I’m mad that as soon as I read this article I remembered every time a man – qualified or unqualified – implied or outright told me I shouldn’t be a scientist. The PE teacher who told me to be a tour guide instead. The physics teacher who warned me that another girl was applying to the same kind of summer science program I had asked for a recommendation letter for, and that she was really smart, even though I had an A in his class. Both semesters. The countless men who heard my choice of major and were surprised, condescending, unkind. I think about the fact that as insulated as I am by the astro department, a guy in my physics class invited me to join his study group last week and only briefly made the effort to meet my eyes instead of my chest.

I’m angry that even though my physics professor is happy when I ask clarifying questions in class about his derivations (“Shouldn’t that x be negative? Didn’t you define that variable differently only two steps ago?”) I find myself worrying that the men in my class will mistake it for a lack of understanding. I understand what’s being done. I just want to be sure the math is done right. I feel a pressing need to be perfect, to do no wrong, to understand everything instantly. I can’t be led astray by a misplaced negative.

I’m angry that even in a department where I feel included and treated equally, I am still uncomfortable answering a question unless I am 100% sure my answer is correct. I’m angry that I feel like one wrong answer will tip some invisible scale and I’ll be that girl who doesn’t know what she’s doing, that girl who doesn’t belong here. I’m angry because I know I belong, but that’s not enough. Unless everyone else agrees, I won’t get anywhere. I’m angry that “after four years I start to forget the nasal whine of a hostile question and the blood sport of talks to aggressive audiences” feels so familiar. The number of people who question me – outright or with subtlety – about my major outside of my safe university bubble is too vast.

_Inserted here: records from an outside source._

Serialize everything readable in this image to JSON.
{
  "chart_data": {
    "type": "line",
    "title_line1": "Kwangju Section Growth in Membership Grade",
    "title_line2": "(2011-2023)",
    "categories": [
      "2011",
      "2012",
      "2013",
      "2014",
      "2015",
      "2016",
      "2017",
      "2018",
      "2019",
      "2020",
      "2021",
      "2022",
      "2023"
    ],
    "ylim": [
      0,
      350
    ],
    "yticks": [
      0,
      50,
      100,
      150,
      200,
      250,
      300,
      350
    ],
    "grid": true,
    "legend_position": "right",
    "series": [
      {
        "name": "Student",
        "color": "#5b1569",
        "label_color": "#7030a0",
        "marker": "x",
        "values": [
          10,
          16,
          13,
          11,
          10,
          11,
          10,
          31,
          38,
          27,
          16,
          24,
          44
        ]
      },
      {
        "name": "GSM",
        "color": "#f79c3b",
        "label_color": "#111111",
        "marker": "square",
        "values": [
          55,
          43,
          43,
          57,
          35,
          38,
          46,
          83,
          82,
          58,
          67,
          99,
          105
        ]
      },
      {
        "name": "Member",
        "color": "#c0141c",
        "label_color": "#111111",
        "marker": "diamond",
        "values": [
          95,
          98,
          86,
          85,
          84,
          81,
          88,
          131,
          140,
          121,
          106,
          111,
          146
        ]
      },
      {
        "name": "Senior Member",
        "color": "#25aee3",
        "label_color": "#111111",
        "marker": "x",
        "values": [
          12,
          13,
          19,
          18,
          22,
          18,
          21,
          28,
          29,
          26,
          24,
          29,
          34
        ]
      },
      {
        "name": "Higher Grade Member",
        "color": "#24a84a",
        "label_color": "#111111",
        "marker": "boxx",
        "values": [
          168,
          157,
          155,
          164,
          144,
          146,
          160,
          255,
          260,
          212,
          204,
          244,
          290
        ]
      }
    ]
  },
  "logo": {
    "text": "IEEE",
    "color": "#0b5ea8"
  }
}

I am angry, but I am hopeful. I am hopeful that the other women who have gone through this – astronomers or biologists or doctors – will help lift us up. Last month, my doctor asked me what I was studying. When I told her I was an astronomy and physics major, she responded without the shocked and confused pause I’m so used to hearing after I say those words. Instead, she smiled and asked “so, you’re going for a PhD then?”

I don’t know if she knew what that meant to me. The support of my family and friends aside, she was the first stranger that treated my choice of major like it was normal. Of course I was studying science. Obviously I’d be getting my PhD. There was no question. No statement that my choice was “unusual for a girl.” No moment of doubt. It was one woman who had worked hard, studied science, battled through and got her degree, looking at another and saying, “you are valid” without ever speaking those words aloud.

Women supporting other women is powerful. I carry my “vaccine” from Dr Urry close at hand, knowing that I have been inoculated against the idea that I don’t belong, that just because everything doesn’t always come to me instantly, the people around me struggle to learn just as I sometimes do. It is comforting to know that when I feel doubtful and uncertain, there is an army of white blood cells who have seen this disease before and remain ready for battle. I look at my mother, unwilling to let anyone treat her with disrespect, unwilling to let anyone assume she is any less than the intelligent, kind, strong woman she is, and know I too can demand my respect. I look at the respect given to Professor Hughes, our department’s only female faculty member, and I see proof that even though science sometimes feels like it’s against you, you can come out on top. There is a way to make it my own, and feel only the quiet peace I experience when I look up at the stars on my walk home.